Determining the specifics of pain in the heart area requires, of course, time and patience from the doctor, but these efforts will undoubtedly be justified during subsequent observation of the patient, creating a solid diagnostic base.
If the pain is atypical, complete or incomplete, especially in the absence or low severity of risk factors (for example, in middle-aged women), other possible causes of the origin of pain in the heart area should be analyzed.
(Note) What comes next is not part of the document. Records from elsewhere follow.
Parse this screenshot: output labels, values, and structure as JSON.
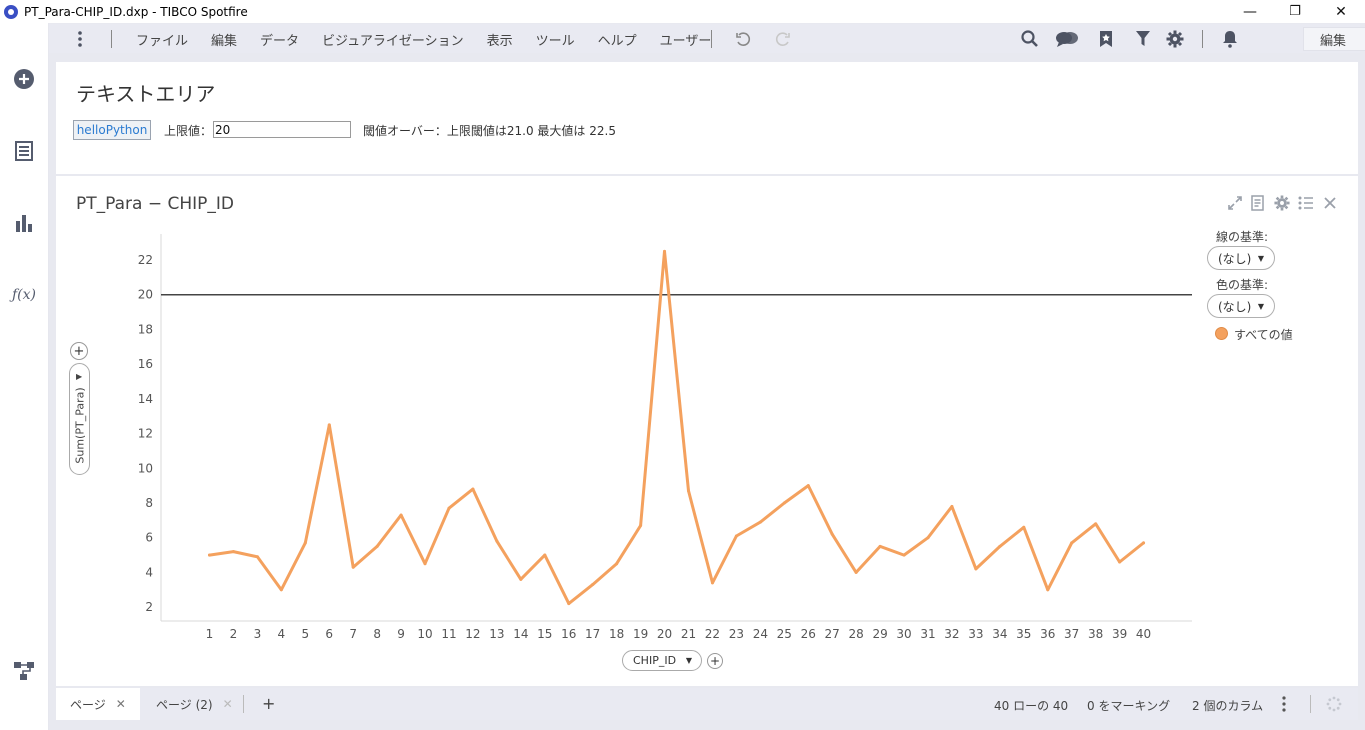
{
  "window": {
    "title": "PT_Para-CHIP_ID.dxp - TIBCO Spotfire",
    "minimize": "—",
    "restore": "❐",
    "close": "✕"
  },
  "menu": {
    "items": [
      "ファイル",
      "編集",
      "データ",
      "ビジュアライゼーション",
      "表示",
      "ツール",
      "ヘルプ",
      "ユーザー"
    ],
    "mode_select": "編集"
  },
  "text_area": {
    "title": "テキストエリア",
    "button_label": "helloPython",
    "upper_label": "上限値：",
    "upper_value": "20",
    "message": "閾値オーバー：上限閾値は21.0 最大値は 22.5"
  },
  "chart_panel": {
    "title": "PT_Para − CHIP_ID",
    "y_axis_selector": "Sum(PT_Para)",
    "x_axis_selector": "CHIP_ID",
    "legend": {
      "line_by_label": "線の基準:",
      "line_by_value": "(なし)",
      "color_by_label": "色の基準:",
      "color_by_value": "(なし)",
      "entry": "すべての値",
      "entry_color": "#f4a15e"
    }
  },
  "chart_data": {
    "type": "line",
    "x": [
      1,
      2,
      3,
      4,
      5,
      6,
      7,
      8,
      9,
      10,
      11,
      12,
      13,
      14,
      15,
      16,
      17,
      18,
      19,
      20,
      21,
      22,
      23,
      24,
      25,
      26,
      27,
      28,
      29,
      30,
      31,
      32,
      33,
      34,
      35,
      36,
      37,
      38,
      39,
      40
    ],
    "series": [
      {
        "values": [
          5.0,
          5.2,
          4.9,
          3.0,
          5.7,
          12.5,
          4.3,
          5.5,
          7.3,
          4.5,
          7.7,
          8.8,
          5.8,
          3.6,
          5.0,
          2.2,
          3.3,
          4.5,
          6.7,
          22.5,
          8.7,
          3.4,
          6.1,
          6.9,
          8.0,
          9.0,
          6.2,
          4.0,
          5.5,
          5.0,
          6.0,
          7.8,
          4.2,
          5.5,
          6.6,
          3.0,
          5.7,
          6.8,
          4.6,
          5.7
        ],
        "color": "#f4a15e"
      }
    ],
    "reference_line": 20,
    "y_ticks": [
      2,
      4,
      6,
      8,
      10,
      12,
      14,
      16,
      18,
      20,
      22
    ],
    "ylim": [
      1.2,
      23.5
    ],
    "xlabel": "CHIP_ID",
    "ylabel": "Sum(PT_Para)"
  },
  "status": {
    "tabs": [
      "ページ",
      "ページ (2)"
    ],
    "add_tab": "+",
    "rows": "40 ローの 40",
    "marking": "0 をマーキング",
    "columns": "2 個のカラム"
  }
}
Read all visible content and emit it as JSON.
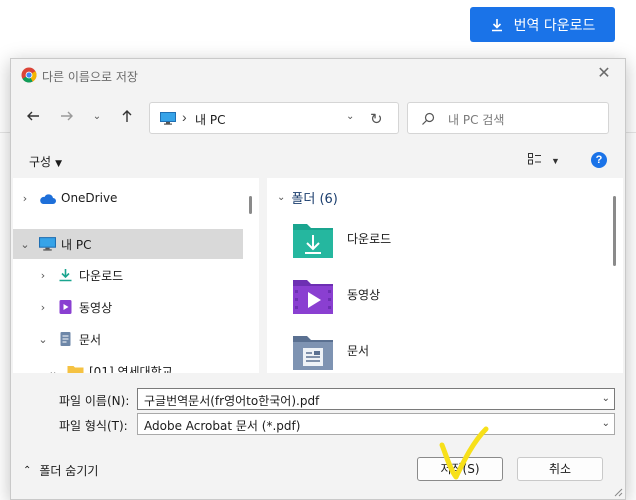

It should be borne in mind that the most common in clinical practice are 3 types of extracardiac pain that can simulate ischemic heart disease: pain in diseases of the esophagus, spine and neurotic pain. Difficulties in identifying the actual cause of chest pain are associated with the fact that visceral structures (lungs, heart, diaphragm, esophagus) inside the chest have overlapping innervation with the inclusion of the autonomic nervous system. In the pathology of these structures, pain sensations of completely different origins can have a certain similarity in localization and other characteristics. As a rule, it is difficult for a patient to localize pain from internal, deep-seated organs and much easier - from superficial formations (ribs, muscles, spine). These features determine the possibility of differential diagnosis of pain in the heart area based on clinical data.